We now come to the third and final kind of calculation out of the calculations that we carried out in our earlier example.
The setting is exactly the same as in our discussion of the total probability theorem.
We have a sample space which is partitioned into a number of disjoint subsets or events which we think of as scenarios.
We’re given the probability of each scenario.
And we think of these probabilities as being some kind of initial beliefs.

They capture how likely we believe each scenario to be.
Now, under each scenario, we also have the probability that an event of interest, event B, will occur.
Then the probabilistic experiment is carried out.
And perhaps we observe that event B did indeed occur.
Once that happens, maybe this should cause us to revise our beliefs about the likelihood of the different scenarios.
Having observed that B occurred, perhaps certain scenarios are more likely than others.
How do we revise our beliefs? By calculating conditional probabilities.
And how do we calculate conditional probabilities? We start from the definition of conditional probabilities.
The probability of one event given another is the probability that both events occur divided by the probability of the conditioning event.
How do we continue? We simply realize that the numerator is what we can calculate using the multiplication rule.
And the denominator is exactly what we calculate using the total probability theorem.
So we have everything we need to calculate those revised beliefs, or conditional probabilities.
And this all there is in the Bayes rule.
It is actually a very simple calculation.
It’s a very simple calculation.
However, it is a quite important one.
Its history goes way back.
In the middle of the 18th century, a Presbyterian minister, Thomas Bayes, worked it out.
It was published a few years after his death.
And it was quickly reorganized for its significance.
It’s a systematic way for incorporating new evidence.
It’s a systematic way for learning from experience.
And it forms the foundation of a major branch of mathematics, so-called Bayesian inference, which we will study in some detail later in this course.

The general idea is that we start with a probabilistic model, which involves a number of possible scenarios.
And we have some initial beliefs on the likelihood of each possible scenario.
There’s also some particular event that may occur under each scenario.
And we know how likely it is to occur under each scenario.
This is our model of the situation.
Under each particular situation, the model tells us how likely event B is to occur.

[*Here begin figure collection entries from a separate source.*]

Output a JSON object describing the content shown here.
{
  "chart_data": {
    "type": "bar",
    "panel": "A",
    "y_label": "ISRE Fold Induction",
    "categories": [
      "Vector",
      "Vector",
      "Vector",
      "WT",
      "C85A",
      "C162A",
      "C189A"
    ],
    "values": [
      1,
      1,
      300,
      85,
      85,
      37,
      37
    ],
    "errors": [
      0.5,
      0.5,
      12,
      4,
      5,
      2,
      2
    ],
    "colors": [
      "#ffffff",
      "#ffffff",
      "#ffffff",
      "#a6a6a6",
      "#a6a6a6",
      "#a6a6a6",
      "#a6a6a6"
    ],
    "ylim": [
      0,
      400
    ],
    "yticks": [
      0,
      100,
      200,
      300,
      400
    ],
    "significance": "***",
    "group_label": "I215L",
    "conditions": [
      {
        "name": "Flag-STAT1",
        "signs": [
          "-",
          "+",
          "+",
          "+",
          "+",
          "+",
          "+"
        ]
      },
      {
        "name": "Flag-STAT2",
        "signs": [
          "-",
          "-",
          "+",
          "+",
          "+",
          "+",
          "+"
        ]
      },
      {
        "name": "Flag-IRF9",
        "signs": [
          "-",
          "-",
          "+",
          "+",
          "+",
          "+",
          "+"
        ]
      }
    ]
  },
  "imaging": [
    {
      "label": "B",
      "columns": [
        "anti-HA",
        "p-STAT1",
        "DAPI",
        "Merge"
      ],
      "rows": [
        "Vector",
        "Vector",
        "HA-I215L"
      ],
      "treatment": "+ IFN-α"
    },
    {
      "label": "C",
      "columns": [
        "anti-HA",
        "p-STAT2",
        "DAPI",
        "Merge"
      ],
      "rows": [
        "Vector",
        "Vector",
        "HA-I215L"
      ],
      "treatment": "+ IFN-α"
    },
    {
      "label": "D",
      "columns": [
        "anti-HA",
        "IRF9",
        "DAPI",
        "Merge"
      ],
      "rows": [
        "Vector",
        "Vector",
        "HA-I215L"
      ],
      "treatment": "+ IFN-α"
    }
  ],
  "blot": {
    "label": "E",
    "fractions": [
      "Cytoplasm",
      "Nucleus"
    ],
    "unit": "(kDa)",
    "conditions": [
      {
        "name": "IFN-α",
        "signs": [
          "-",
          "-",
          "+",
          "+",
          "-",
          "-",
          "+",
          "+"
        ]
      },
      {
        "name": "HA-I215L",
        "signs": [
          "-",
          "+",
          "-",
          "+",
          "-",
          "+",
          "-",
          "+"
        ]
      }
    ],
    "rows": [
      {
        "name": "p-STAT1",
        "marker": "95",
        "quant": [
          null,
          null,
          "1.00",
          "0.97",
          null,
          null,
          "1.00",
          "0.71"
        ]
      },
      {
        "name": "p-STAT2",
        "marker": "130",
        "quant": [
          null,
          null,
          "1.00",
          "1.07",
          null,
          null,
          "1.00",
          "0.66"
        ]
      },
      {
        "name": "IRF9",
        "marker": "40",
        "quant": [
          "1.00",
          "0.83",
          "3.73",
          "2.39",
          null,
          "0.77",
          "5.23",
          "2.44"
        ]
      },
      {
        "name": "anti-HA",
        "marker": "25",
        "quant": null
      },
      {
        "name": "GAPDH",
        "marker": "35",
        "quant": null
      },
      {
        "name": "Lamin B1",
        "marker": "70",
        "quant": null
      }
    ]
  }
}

If we actually observe that B occurred, then we use that information to draw conclusions about the possible causes of B, or conclusions about the more likely or less likely scenarios that may have caused this events to occur.
That’s what inference is.
Having observed b, we make inferences as to how likely a particular scenario, Ai, is going to be.
And that likelihood is captured by this conditional probabilities of Ai, given the event B.
So that’s what the Bayes rule is doing.
Starting from conditional probabilities going in one direction, it allows us to calculate conditional probabilities going in the opposite direction.
It allows us to revise the probabilities of the different scenarios, taking into account the new information.
And that’s exactly what inference is all about, as we’re going to see later in this class.